Recensione di “Storia del pianto” di Alan Pauls
La vita di un bambino, e poi di un uomo, e quella di un Paese intero. E forse la vita di un bambino, e poi di un uomo, e quella del mondo. La storia, probabilmente incolore (ma è davvero così?), di un singolo e quella di tutti; l’intreccio, improvviso e stupefacente, tra la più comune delle azioni (del tempo trascorso davanti alla televisione in compagnia di un amico) e un evento di straordinaria importanza
(il colpo di Stato in Cile, il bombardamento del Palacio della Moneda, la morte del Presidente Salvador Allende, democraticamente eletto). E la disperazione per quanto sta accadendo che lacera il cuore dei due giovani spettatori, scatenando in uno di loro un pianto inconsolabile e lasciando l’altro, letteralmente, senza lacrime, gli occhi completamente asciutti. Come se la cosa non lo riguardasse. Come se lo lasciasse indifferente. Eppure è proprio colui che non piange, che non riesce a farlo, a soffrire di più; è lui, il protagonista del bellissimo, folgorante Storia del pianto di Alan Pauls (primo volume della Trilogia della perdita, in Italia edito da Fazi nella traduzione di Maria Nicola), a impazzire di dolore per quel terrificante sovvertimento di tutto ciò che è giusto e buono, che lo inonda di ricordi e lo riporta alle molte, troppe storture che hanno segnato la sua vita e con essa, sembra, in qualche misterioso, imperscrutabile e nonostante ciò evidente gioco di corrispondenze, quella del mondo. Pauls, nei panni di questo bambino, poi ragazzo, infine uomo, e ancora bambino, in una circolarità temporale che richiama l’eterno ritorno della natura per indicare che la sola cosa che permane, in tutto ciò che umanamente esiste e che per questa semplice ragione ha inizio e fine, è il dolore, si muove lungo un labirintico andirivieni di ricordi; e il ricordo, per sua natura fluido, in certi passaggi quasi indistinto, nel suo disordinato dipanarsi, dove al grido di un’esperienza particolarmente traumatica segue il sommesso bisbigliare di un’emozione che sembra sul punto di andare perduta ma la cui eco, per quanto flebile, non si spegne, si fa voce universale, battito del cuore di chi, dopo aver tanto pianto nei primi anni della sua vita, un giorno impone a se stesso di farla finita con le lacrime, per non dover più sentirsi dire “Smettila una buona volta di piangere!”, e respiro di altre vite, altre storie che giungono a questo volto asciutto, a questi occhi riarsi, a questo piccolo di quattro anni che, tutt’altro che impaziente di parlare, “passerebbe ore ad ascoltare”.

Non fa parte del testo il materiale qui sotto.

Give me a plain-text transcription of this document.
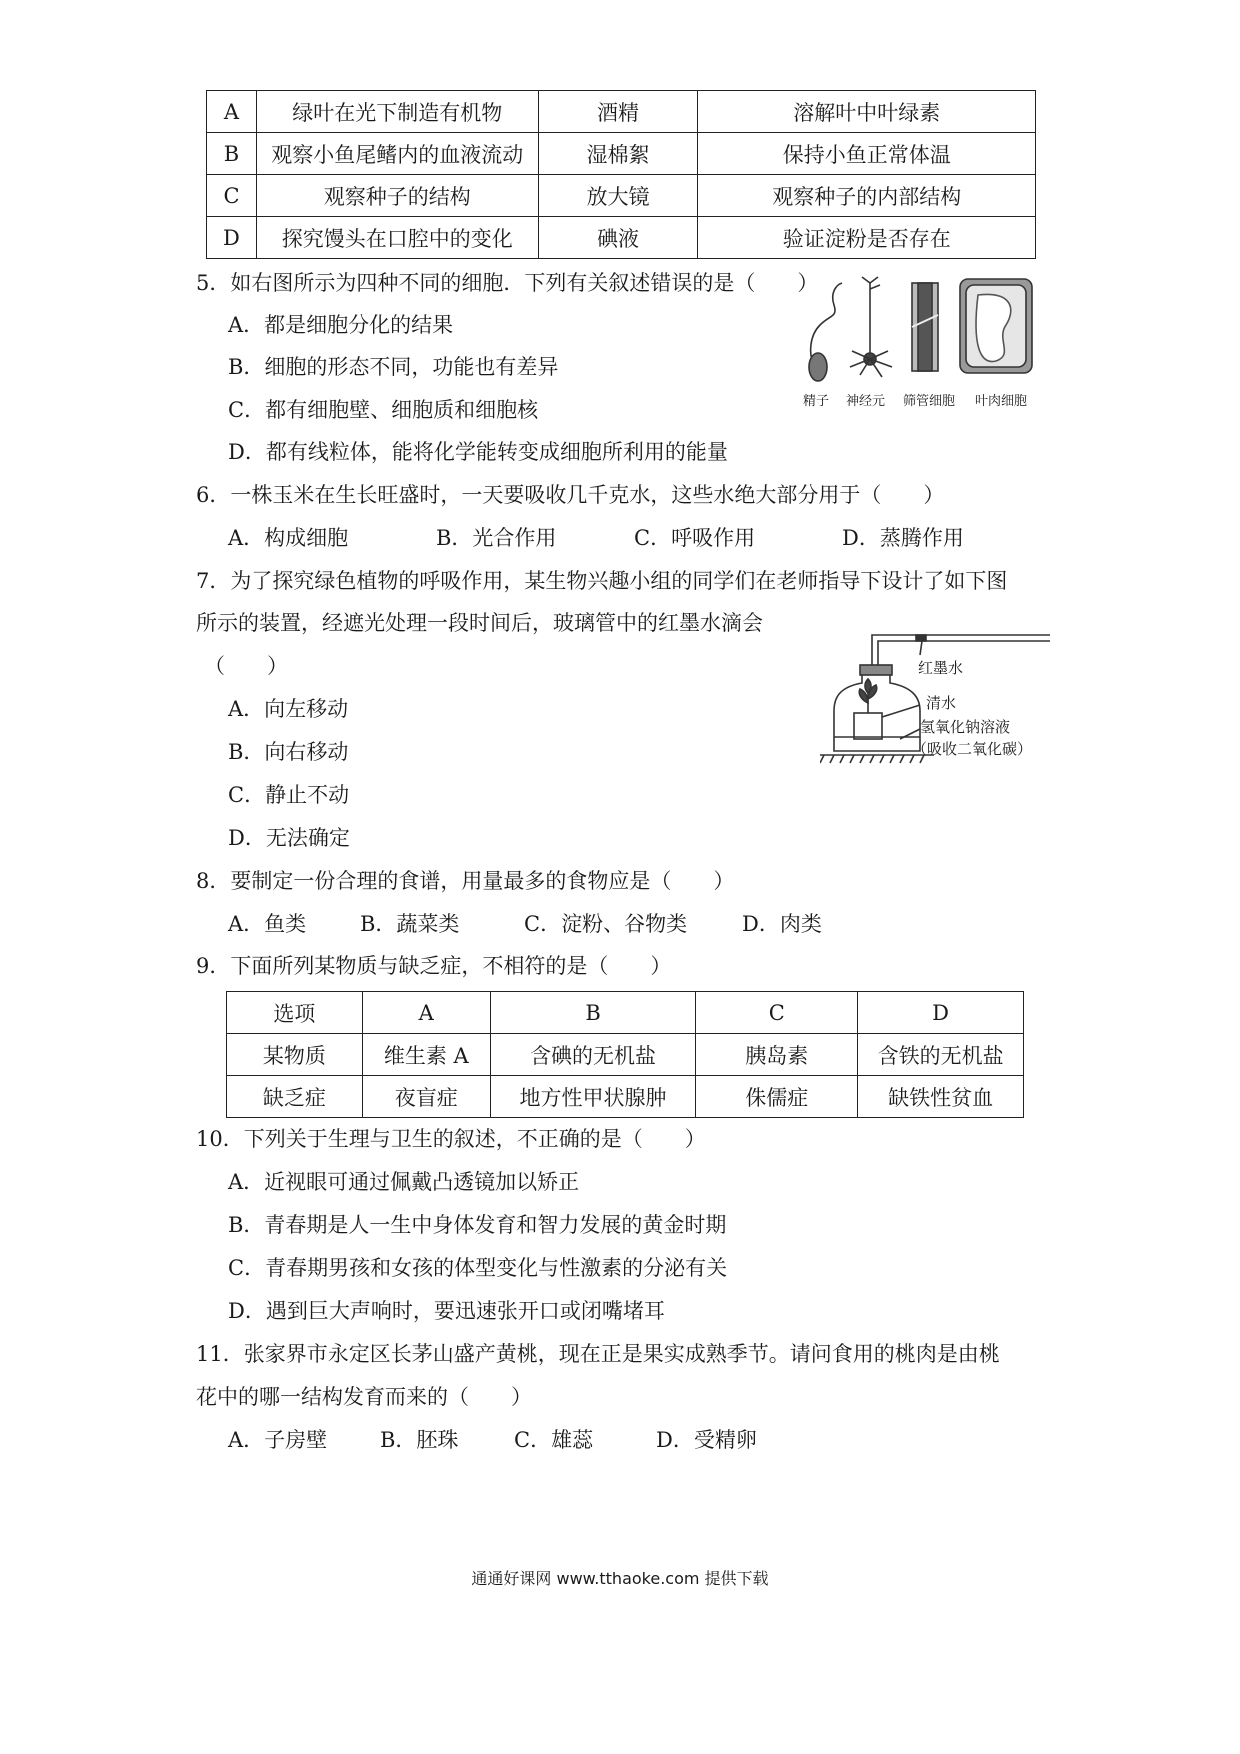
A	绿叶在光下制造有机物	酒精	溶解叶中叶绿素
B	观察小鱼尾鳍内的血液流动	湿棉絮	保持小鱼正常体温
C	观察种子的结构	放大镜	观察种子的内部结构
D	探究馒头在口腔中的变化	碘液	验证淀粉是否存在
5．如右图所示为四种不同的细胞．下列有关叙述错误的是（　　）
A．都是细胞分化的结果
B．细胞的形态不同，功能也有差异
C．都有细胞壁、细胞质和细胞核
D．都有线粒体，能将化学能转变成细胞所利用的能量
精子 神经元 筛管细胞 叶肉细胞
6．一株玉米在生长旺盛时，一天要吸收几千克水，这些水绝大部分用于（　　）
A．构成细胞	B．光合作用	C．呼吸作用	D．蒸腾作用
7．为了探究绿色植物的呼吸作用，某生物兴趣小组的同学们在老师指导下设计了如下图
所示的装置，经遮光处理一段时间后，玻璃管中的红墨水滴会
（　　）
A．向左移动
B．向右移动
C．静止不动
D．无法确定
红墨水
清水
氢氧化钠溶液
（吸收二氧化碳）
8．要制定一份合理的食谱，用量最多的食物应是（　　）
A．鱼类	B．蔬菜类	C．淀粉、谷物类	D．肉类
9．下面所列某物质与缺乏症，不相符的是（　　）
选项	A	B	C	D
某物质	维生素 A	含碘的无机盐	胰岛素	含铁的无机盐
缺乏症	夜盲症	地方性甲状腺肿	侏儒症	缺铁性贫血
10．下列关于生理与卫生的叙述，不正确的是（　　）
A．近视眼可通过佩戴凸透镜加以矫正
B．青春期是人一生中身体发育和智力发展的黄金时期
C．青春期男孩和女孩的体型变化与性激素的分泌有关
D．遇到巨大声响时，要迅速张开口或闭嘴堵耳
11．张家界市永定区长茅山盛产黄桃，现在正是果实成熟季节。请问食用的桃肉是由桃
花中的哪一结构发育而来的（　　）
A．子房壁	B．胚珠	C．雄蕊	D．受精卵
通通好课网 www.tthaoke.com 提供下载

E queste vite, le vite del mondo, si svuotano dinanzi a lui, e a lui offrono, come doni lasciati ai piedi di una divinità o all’ingresso di un tempio, i propri segreti; piangono al suo cospetto l’infelicissima madre, alla quale il ruolo (per l’appunto quello di madre) cui il matrimonio l’ha costretta provoca soltanto disagio, imbarazzo e sofferenza, il burbero nonno, la fidanzata cilena, di buonissima famiglia, da lui abbandonata all’indomani del colpo di Stato senza una spiegazione, senza un perché (ma che bisogno può mai esserci di un perché dopo le immagini viste in televisione? Come si può non comprendere la sua reazione? Come si può non capire che la responsabilità di quel che è accaduto è di tutti? E se è di tutti, come può non esserlo anche di una famiglia cilena? Una famiglia perbene, senz’altro, ma di destra?), di un cantautore “di protesta” espulso a causa della sua arte, perseguitato in ragione delle sue strofe, dei suoi versi, e da poco riammesso nella terra natia (siamo in Argentina, nei primi Anni Settanta), di un vicino di casa, un soldato, un uomo d’armi, nei confronti del quale egli prova inspiegabilmente tanto attrazione quanto repulsione; e tutte queste lacrime, tutti questi lamenti, tutti questi sospiri sono le lacrime, i lamenti e sospiri della terra intera, di quel che in essa avviene, dei rivolgimenti di portata mondiale e dei piccoli drammi quotidiani; sono la preghiera sommessa e la maledizione lanciata a squarciagola, la stentorea dichiarazione di guerra e l’abbraccio che palpita in un silenzio quasi assoluto; sono il sussultorio procedere delle cose, il suo avanzare per picchi e abissi, sono l’unione impossibile e al tempo stesso concreta, reale, degli opposti e la necessità di coniare una parola nuova per dare espressione (o almeno provarci) a tutto questo: sussurlo. Sussurlo; il disordine di ciò che è, l’irrespirabile aria che non possiamo fare a meno di respirare.
Eccovi l’incipit. Buona lettura.
All’età in cui i bambini sono sempre impazienti di parlare, lui potrebbe passare ore ad ascoltare- Ha quattro anni, o così gli hanno detto.